Some Roman Catholic bishops around the country are relieving the faithful of giving up meat on Fridays since they’re already deprived of some foods and other pleasures during the coronavirus pandemic.
During Lent, the about six weeks between Ash Wednesday to Holy Thursday, many Catholics practice self-denial and sacrifice as they repent their sins and pray in preparation for Easter. Some choose certain pleasures to give up for the full 40 days, and all Christians are instructed not to eat meat on Ash Wednesday, and all Fridays during Lent in addition to Good Friday.
But some bishops this year are telling their parishioners that they’ve given up enough as the coronavirus pandemic denies many people of gatherings, outside entertainment and everyday conveniences. While churches are holding online masses, many Catholics are also lamenting missing church during the holy season.
Others bishops loosened the guidance noting that many foods are hard to come by on picked-over grocery shelves, and that going out to shop for specific foods could jeopardize people’s health.

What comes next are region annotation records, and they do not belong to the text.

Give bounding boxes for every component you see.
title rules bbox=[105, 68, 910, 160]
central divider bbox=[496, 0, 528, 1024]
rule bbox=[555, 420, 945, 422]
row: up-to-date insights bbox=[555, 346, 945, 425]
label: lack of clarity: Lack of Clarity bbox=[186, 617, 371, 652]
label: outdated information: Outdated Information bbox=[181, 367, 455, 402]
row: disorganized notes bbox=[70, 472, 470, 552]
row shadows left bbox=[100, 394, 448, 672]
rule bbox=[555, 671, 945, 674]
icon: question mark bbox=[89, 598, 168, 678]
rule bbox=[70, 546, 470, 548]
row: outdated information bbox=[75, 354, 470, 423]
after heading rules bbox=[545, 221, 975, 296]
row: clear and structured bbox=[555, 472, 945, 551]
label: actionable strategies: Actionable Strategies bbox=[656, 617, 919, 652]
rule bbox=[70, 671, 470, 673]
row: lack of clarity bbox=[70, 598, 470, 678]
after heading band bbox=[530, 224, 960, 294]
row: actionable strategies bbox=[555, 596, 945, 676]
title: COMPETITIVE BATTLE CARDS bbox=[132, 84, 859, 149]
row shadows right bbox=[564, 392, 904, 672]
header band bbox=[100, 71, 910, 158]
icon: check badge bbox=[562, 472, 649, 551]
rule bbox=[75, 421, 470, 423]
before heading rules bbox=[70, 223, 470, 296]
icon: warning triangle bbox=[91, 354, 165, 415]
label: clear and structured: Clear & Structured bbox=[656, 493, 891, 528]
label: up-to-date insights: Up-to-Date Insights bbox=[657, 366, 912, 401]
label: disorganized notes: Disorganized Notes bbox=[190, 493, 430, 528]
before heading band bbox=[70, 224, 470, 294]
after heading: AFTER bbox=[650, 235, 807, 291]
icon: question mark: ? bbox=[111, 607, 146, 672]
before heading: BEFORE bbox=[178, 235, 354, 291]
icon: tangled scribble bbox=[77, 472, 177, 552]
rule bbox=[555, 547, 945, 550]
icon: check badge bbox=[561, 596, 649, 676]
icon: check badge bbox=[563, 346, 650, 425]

“Given the difficulties of obtaining some types of food and the many other sacrifices we are suddenly experiencing given the coronavirus, I have granted a dispensation from abstaining from meat on Fridays for the rest of Lent, except Good Friday, which is universal law,” the Most Rev. James F. Checchio, the bishop of Metuchen in Piscataway, New Jersey, announced on Thursday.

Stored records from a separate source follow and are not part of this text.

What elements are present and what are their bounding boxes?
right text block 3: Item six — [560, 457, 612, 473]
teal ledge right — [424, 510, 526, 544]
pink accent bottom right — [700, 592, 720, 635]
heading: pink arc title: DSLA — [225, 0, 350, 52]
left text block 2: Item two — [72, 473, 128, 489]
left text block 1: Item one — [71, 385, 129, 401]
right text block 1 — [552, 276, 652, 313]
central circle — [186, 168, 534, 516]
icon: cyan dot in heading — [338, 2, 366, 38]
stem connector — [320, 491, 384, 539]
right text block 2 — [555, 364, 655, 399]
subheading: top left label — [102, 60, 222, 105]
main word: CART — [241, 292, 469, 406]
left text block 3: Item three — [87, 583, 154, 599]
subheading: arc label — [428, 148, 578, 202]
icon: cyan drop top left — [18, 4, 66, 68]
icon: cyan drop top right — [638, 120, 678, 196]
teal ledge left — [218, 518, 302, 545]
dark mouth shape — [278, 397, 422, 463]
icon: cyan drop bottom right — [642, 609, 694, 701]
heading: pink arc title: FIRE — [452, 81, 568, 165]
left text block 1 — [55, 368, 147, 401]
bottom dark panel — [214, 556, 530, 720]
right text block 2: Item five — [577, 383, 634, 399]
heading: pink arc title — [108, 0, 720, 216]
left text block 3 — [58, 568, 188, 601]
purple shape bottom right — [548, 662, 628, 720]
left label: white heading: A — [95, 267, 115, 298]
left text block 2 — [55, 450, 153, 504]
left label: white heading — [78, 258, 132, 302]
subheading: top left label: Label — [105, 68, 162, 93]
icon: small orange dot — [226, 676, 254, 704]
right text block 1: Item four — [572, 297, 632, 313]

New Jersey is the second worst-hit state in the country, with nearly 6,900 cases as of Friday, according to the state’s health department. Middlesex County, where Piscataway is, has 505 cases.

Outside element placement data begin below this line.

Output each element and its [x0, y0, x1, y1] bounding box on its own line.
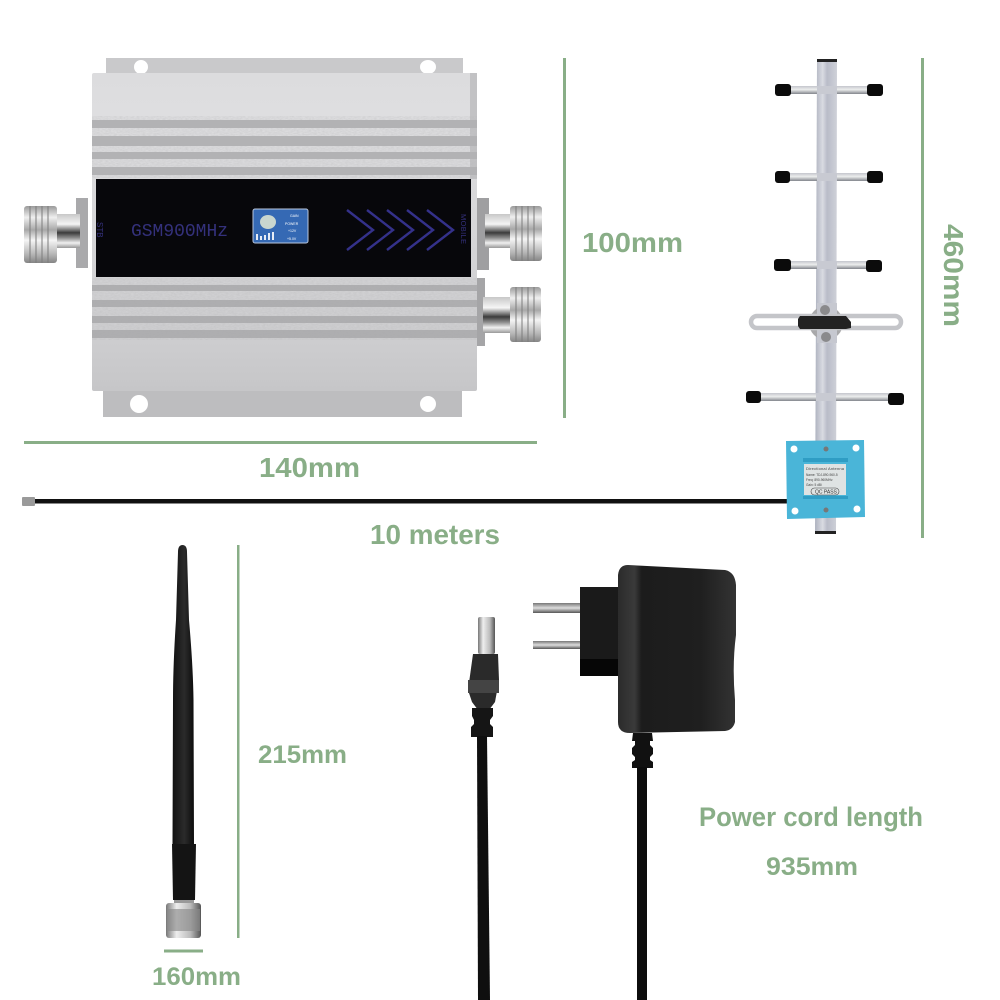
antenna boom [815, 60, 837, 534]
LCD status badge: +12V [288, 229, 297, 233]
STB port text: STB [95, 222, 104, 238]
element 3 [774, 259, 882, 272]
cord strain relief [632, 733, 653, 768]
label: 160mm: 160mm [152, 963, 241, 991]
right connector top (MOBILE) [477, 198, 542, 270]
label: 140mm: 140mm [259, 452, 360, 483]
product label: Directional Antenna [806, 466, 845, 471]
adapter body [618, 565, 736, 733]
product label: Gain: 5 dBi [806, 483, 822, 487]
cooling ribs, upper [92, 120, 477, 175]
top mounting flange [106, 58, 463, 76]
model text: GSM900MHz [131, 222, 228, 242]
yagi antenna [746, 59, 904, 534]
dimension line: whip antenna base width [164, 950, 203, 952]
plug base [580, 587, 623, 676]
label: 215mm: 215mm [258, 741, 347, 769]
dimension line: whip antenna height [237, 545, 240, 938]
coaxial cable, 10 meters [22, 497, 789, 506]
DC barrel plug and cord [468, 617, 499, 1000]
dimension line: repeater height [563, 58, 566, 418]
MOBILE port text: MOBILE [459, 214, 468, 244]
element 2 [775, 171, 883, 183]
element 5 [746, 391, 904, 405]
LCD status badge: GAIN [290, 214, 299, 218]
LCD status badge: POWER [285, 222, 299, 226]
product label: Freq: 890-960MHz [806, 478, 833, 482]
label: 10 meters: 10 meters [370, 519, 500, 550]
direction chevrons [347, 210, 453, 250]
bottom mounting flange [103, 388, 462, 417]
black display panel [96, 179, 471, 277]
N-type connector [166, 900, 201, 938]
product label: Name: TDJ-890-960-5 [806, 473, 838, 477]
whip antenna [166, 545, 201, 938]
label: 935mm: 935mm [766, 853, 858, 881]
element 1 [775, 84, 883, 96]
cord [637, 767, 647, 1000]
right connector bottom [477, 278, 541, 346]
label: 100mm: 100mm [582, 227, 683, 258]
plug prongs [533, 603, 581, 649]
plug body [468, 654, 499, 710]
LCD status badge: +5.0V [287, 237, 297, 241]
power adapter [533, 565, 736, 1000]
label: 460mm: 460mm [938, 224, 969, 327]
label: power cord length: Power cord length [699, 802, 923, 832]
cord [477, 736, 490, 1000]
barrel tip [478, 617, 495, 654]
antenna sleeve [172, 844, 196, 900]
dimension line: repeater width [24, 441, 537, 444]
left connector (STB) [24, 198, 88, 268]
folded dipole with clamp [751, 303, 901, 343]
aluminium body [92, 73, 477, 391]
brushed metal grain [92, 116, 477, 340]
antenna blade [172, 545, 194, 845]
repeater unit [24, 58, 542, 417]
LCD status badge [253, 209, 308, 243]
product label: QC PASS [815, 490, 838, 496]
cooling ribs, lower [92, 285, 477, 338]
product label [804, 464, 846, 496]
dimension line: yagi antenna length [921, 58, 924, 538]
blue mounting plate [786, 440, 865, 519]
plug strain relief [471, 708, 493, 737]
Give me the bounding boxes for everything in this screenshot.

The Most Rev. Nicholas DiMarzio, the bishop of Brooklyn, said on March 20 that Catholics in the borough did not have to abstain from meat on Fridays during Lent this year. “This is being done to assist people who may have difficulties in shopping for food or other reasons, which would make this practice difficult at this time,” he said in a statement.
New York state has over 37,000 confirmed cases of coronavirus, with more than 21,000 of them in New York City.
In Louisiana, where the case growth-rate is staggering and the death toll is among the highest in the country, the Rev. Shelton J. Fabre of Terrebonne and Lafourche parishes said Thursday that parishioners did not have to give up meat on Fridays because coronavirus has “obtaining food, including meal alternatives from meat, the rising cost of fish and other forms of seafood, and even the challenge of being able to obtain groceries without endangering their health, make it clearly difficult for them to fulfill this practice.”
Fabre encouraged the faithful to continue giving up meat on Fridays, if they could.
Lafourche Parish is about 50 miles from New Orleans, which has nearly 1,000 of the state’s more than 2,300 cases. The high number is being attributed o Mardi Gras.
The Most Rev. David Zubik, the bishop of the diocese of Pittsburgh, also said on March 20 that the faithful could eat meat on Lenten Fridays, except Good Friday. “As you are aware, many of the shelves and cases in our supermarkets are sparse if not empty,” Zubik said.
The Most Rev. Peter J. Uglietto, of the archdiocese of Boston, echoed the message.
“At this time, we are called to make the best of what we have at hand or is available for purchase. Many people are using what they have stored in their freezers and on their shelves,” he said.
“In support of the efforts to limit further transmission of the virus we have all been asked to give up many of the everyday activities we take for granted, including our usual participation in the life of the Church,” Uglietto said. “In light of these circumstances, Cardinal Seán is dispensing all Catholics in the Archdiocese from the obligation of abstaining from meat during the remaining Fridays of Lent.”
Uglietto still encouraged those who could take part of the sacrificial practice to do so “and to offer it up for those who are suffering in any way from the pandemic we are experiencing.”